Bismuth-209 is radioactive, decaying like any other unstable atom over time and emitting radiation as it goes. But its rate of alpha decay is slower than any other.

Bismuth
Imunarriz, CC BY-SA 3.0, via Wikimedia Commons

Radioactive decay is the process by which an unstable atom sheds energy and material. The types of material that are spit out in this fashion determine the type (and danger) of that radiation. Alpha decay, for example, is a cluster of two protons and two neutrons; it’s heavy, slow, and doesn’t travel far, but if it gets stuck in your lungs you’re in trouble. Marie Curie may have been felled by inhaled alpha particles, although they are just one of a few potential culprits.

As radioactive material sheds particles it gets smaller. The standard measurement for this loss is the “half-life” – the average time it takes for radioactive material to halve in size. Radium-223, for example, has a half-life of eleven and a half days. Take a lump of radium-223 and wait a week and a half, and you’ll have half that amount of radium-223.

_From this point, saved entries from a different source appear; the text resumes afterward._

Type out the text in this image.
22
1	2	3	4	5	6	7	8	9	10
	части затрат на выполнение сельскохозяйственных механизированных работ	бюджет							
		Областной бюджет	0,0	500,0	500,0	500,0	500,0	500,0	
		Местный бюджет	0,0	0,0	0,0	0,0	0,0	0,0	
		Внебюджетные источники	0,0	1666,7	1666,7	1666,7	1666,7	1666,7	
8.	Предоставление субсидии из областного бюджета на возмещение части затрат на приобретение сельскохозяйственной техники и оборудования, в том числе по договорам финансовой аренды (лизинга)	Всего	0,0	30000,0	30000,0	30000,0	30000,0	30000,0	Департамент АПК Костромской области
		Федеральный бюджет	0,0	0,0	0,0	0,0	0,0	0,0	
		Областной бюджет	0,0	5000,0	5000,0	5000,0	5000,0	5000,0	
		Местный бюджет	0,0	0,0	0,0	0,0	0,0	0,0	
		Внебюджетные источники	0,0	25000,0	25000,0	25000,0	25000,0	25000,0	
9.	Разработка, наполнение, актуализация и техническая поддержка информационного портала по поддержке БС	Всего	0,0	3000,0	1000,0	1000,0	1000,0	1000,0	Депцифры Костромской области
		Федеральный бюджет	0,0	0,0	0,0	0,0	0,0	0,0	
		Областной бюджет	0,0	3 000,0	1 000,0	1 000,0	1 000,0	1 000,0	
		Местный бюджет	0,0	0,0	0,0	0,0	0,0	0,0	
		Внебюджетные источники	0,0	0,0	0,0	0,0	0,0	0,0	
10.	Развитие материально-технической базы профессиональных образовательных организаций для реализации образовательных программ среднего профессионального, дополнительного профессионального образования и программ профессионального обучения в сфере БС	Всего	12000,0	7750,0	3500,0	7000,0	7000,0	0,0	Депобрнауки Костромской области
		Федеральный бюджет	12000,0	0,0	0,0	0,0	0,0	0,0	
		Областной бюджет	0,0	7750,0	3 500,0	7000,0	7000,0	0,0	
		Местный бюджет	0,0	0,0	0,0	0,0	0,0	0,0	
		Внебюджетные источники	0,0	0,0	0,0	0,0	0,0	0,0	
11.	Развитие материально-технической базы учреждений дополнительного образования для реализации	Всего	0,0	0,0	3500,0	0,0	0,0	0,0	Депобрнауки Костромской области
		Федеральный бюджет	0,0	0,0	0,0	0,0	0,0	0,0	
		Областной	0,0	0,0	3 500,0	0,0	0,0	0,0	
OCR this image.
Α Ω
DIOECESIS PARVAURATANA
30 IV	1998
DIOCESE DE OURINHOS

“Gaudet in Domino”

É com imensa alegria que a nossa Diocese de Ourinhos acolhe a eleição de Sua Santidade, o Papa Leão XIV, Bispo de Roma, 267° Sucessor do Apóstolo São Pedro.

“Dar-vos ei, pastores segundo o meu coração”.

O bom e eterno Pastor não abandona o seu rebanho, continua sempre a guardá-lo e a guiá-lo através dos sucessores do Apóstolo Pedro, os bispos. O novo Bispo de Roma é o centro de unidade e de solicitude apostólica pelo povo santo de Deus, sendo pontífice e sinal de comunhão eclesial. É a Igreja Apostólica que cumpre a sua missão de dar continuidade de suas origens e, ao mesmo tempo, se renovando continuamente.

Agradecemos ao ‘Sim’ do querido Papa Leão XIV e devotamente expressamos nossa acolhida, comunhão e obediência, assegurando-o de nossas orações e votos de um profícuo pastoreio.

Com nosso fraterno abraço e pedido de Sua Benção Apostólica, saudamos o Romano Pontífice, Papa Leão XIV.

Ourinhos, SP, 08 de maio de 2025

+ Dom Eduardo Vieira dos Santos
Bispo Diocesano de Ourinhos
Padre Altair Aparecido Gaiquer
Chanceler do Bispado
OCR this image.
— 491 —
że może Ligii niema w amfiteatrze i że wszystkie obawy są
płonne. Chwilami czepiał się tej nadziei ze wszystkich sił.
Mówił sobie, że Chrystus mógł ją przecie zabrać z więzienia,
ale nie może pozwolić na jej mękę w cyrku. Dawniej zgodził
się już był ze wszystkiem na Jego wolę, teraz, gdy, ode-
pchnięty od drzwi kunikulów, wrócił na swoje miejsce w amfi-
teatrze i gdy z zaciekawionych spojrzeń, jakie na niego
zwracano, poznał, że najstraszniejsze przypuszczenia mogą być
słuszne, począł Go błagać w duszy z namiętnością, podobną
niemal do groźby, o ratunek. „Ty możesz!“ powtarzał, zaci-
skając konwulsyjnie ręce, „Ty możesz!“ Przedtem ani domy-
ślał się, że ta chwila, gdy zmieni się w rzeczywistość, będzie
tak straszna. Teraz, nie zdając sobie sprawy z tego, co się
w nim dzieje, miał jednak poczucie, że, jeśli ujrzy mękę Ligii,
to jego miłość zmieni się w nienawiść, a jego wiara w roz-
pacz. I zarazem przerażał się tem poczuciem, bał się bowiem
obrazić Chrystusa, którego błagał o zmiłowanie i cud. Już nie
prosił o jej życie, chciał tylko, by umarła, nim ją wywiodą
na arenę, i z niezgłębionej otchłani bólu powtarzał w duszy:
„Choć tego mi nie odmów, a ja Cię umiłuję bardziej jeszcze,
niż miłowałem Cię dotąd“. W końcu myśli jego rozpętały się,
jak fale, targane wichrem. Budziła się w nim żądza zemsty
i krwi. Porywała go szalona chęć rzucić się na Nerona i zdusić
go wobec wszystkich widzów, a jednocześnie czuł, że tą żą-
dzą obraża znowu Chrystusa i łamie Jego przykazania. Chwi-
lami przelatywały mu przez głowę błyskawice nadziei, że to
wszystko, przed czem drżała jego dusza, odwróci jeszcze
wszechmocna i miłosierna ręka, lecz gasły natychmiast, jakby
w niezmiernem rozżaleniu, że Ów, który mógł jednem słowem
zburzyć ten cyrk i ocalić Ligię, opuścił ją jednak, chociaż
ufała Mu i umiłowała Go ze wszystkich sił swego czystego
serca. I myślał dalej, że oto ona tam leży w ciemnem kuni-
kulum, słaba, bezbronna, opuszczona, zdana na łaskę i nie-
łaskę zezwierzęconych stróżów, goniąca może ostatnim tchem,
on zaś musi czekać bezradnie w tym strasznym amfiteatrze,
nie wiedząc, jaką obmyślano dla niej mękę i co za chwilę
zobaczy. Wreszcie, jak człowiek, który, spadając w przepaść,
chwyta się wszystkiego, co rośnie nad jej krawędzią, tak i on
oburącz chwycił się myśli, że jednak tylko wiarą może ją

Many exotic and rare isotopes have an extremely small half-life. Hydrogen-7 is the fastest at 2.9 yoctoseconds. There are a septillion (1,000,000,000,000,000,000,000,000) yoctoseconds in a second, so hydrogen-7 really doesn’t stick around long. On the other end of the time scale is bismuth-209.

For a long time, nobody thought that bismuth-209 was radioactive at all. In 2003, researchers discovered that it did actually emit alpha particles, just very very slowly. The half-life of this isotope is 19 quintillion years. For scale, the universe itself has only been around for less than 14 billion years. We don’t even have a great idea of what things will look like in 19 quintillion years. Under some models, the universe itself will no longer exist.

(End-note: bismuth-209’s half-life is the slowest as the result of alpha decay, but there is at least one other isotope with a longer half-life: tellurium-128, estimated to be in the range of a septillion years. But it just doesn’t look as cool as bismuth.)